With the climbing complexity and cost of e-discovery, which involves mining electronically stored information for litigation purposes, law firms are searching for new tools to meet clients' needs. E-discovery counsel, acting as a central point of reference on the matters, are emerging as an answer.
"We saw that clients consistently had the same need and it was a need for information, a need for advice and need for counseling in e-discovery areas and the related compliance fields," said Marko Mrkonich, president of Littler Mendelson.
Littler Mendelson last September hired Paul Weiner as its national e-discovery counsel.
Many of the new e-discovery counsel spend about half their time on internal firm needs and half on external client matters, billing as a specialist for any time worked on cases. They may provide clients with general guidance on records-retention policies or readiness plans for litigation or on specific cases, giving advice on "litigation holds" that require preservation of information or strategizing the identification and collection of electronic information.

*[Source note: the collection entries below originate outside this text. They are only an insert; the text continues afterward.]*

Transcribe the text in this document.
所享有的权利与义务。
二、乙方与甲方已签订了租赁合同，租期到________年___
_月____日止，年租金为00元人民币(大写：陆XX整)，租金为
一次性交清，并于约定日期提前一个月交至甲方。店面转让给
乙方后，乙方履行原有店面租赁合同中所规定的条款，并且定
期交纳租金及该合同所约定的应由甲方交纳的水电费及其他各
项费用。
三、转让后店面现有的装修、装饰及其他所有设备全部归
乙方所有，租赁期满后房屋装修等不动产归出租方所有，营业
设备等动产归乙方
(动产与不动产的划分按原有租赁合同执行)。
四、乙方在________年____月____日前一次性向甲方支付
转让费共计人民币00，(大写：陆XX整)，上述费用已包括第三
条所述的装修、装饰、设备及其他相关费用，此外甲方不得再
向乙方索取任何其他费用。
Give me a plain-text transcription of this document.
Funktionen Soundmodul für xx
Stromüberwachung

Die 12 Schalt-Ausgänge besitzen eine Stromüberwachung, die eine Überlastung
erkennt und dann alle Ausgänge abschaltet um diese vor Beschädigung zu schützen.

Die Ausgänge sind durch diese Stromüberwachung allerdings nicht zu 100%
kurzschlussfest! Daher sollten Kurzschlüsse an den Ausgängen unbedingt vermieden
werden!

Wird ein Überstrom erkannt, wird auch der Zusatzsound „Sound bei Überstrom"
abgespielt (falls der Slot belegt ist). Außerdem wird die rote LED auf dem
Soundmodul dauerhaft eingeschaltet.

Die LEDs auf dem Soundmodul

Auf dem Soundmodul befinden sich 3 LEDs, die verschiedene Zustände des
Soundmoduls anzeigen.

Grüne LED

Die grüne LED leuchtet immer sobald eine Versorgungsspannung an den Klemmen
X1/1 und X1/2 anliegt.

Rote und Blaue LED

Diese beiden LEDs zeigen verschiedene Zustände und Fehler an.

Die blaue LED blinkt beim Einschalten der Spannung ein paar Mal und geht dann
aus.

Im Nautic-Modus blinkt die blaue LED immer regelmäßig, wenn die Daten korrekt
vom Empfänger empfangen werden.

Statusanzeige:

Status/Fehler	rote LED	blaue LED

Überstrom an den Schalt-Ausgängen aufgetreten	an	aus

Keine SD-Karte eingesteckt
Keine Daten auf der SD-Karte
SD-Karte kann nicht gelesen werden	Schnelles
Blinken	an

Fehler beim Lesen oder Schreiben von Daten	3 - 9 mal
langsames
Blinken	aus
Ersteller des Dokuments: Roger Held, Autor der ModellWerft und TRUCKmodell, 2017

"The firms who are hiring someone are doing it because they hope to ultimately have a more standardized approach to dealing with e-discovery," said George Socha, a St. Paul, Minn.-based consultant and a co-founder of the Electronic Discovery Reference Model, a group that develops guidelines in the area.
$2.79B SPENT
The sheer volume and cost of data to be gathered is also driving firms' interest in streamlining their approach. Socha estimates that $2.79 billion was spent on e-discovery last year, up by 43 percent from the prior year. American businesses have 90 percent of their information stored electronically, and 70 percent of that never gets to paper, Weiner said.
Companies have led the way in hiring lawyers to focus solely on e-discovery issues, creating uniform methods for dealing with repeating litigation patterns. Verizon Communications Inc. hired Patrick Oot in that role in 2005 mainly because Verizon wanted a "defensible, repeatable process," Oot said.
Cynthia Courtney, who was hired as electronic discovery counsel by Day Pitney in September, came to the firm from Cigna Corp., where she managed massive health care class actions laden with e-discovery. When she approached Day Pitney about creating a e-discovery post that would act as a "bridge" among technology people, lawyers and clients, the firm was "immediately enthusiastic," she said.
"Clients need the preparation, the litigation readiness in this area, and I think some of the cases have gotten people's attention," she said.
Many cases that have gotten lawyers' attention are those in which judges have imposed sanctions for lack of compliance with e-discovery mandates and related missteps, including Zubulake v. UBS Warburg, No. 02-01243 (S.D.N.Y), decided in 2003 and 2004, and Qualcomm v. Broadcom, No. 05-01958 (S.D. Calif.), decided last year.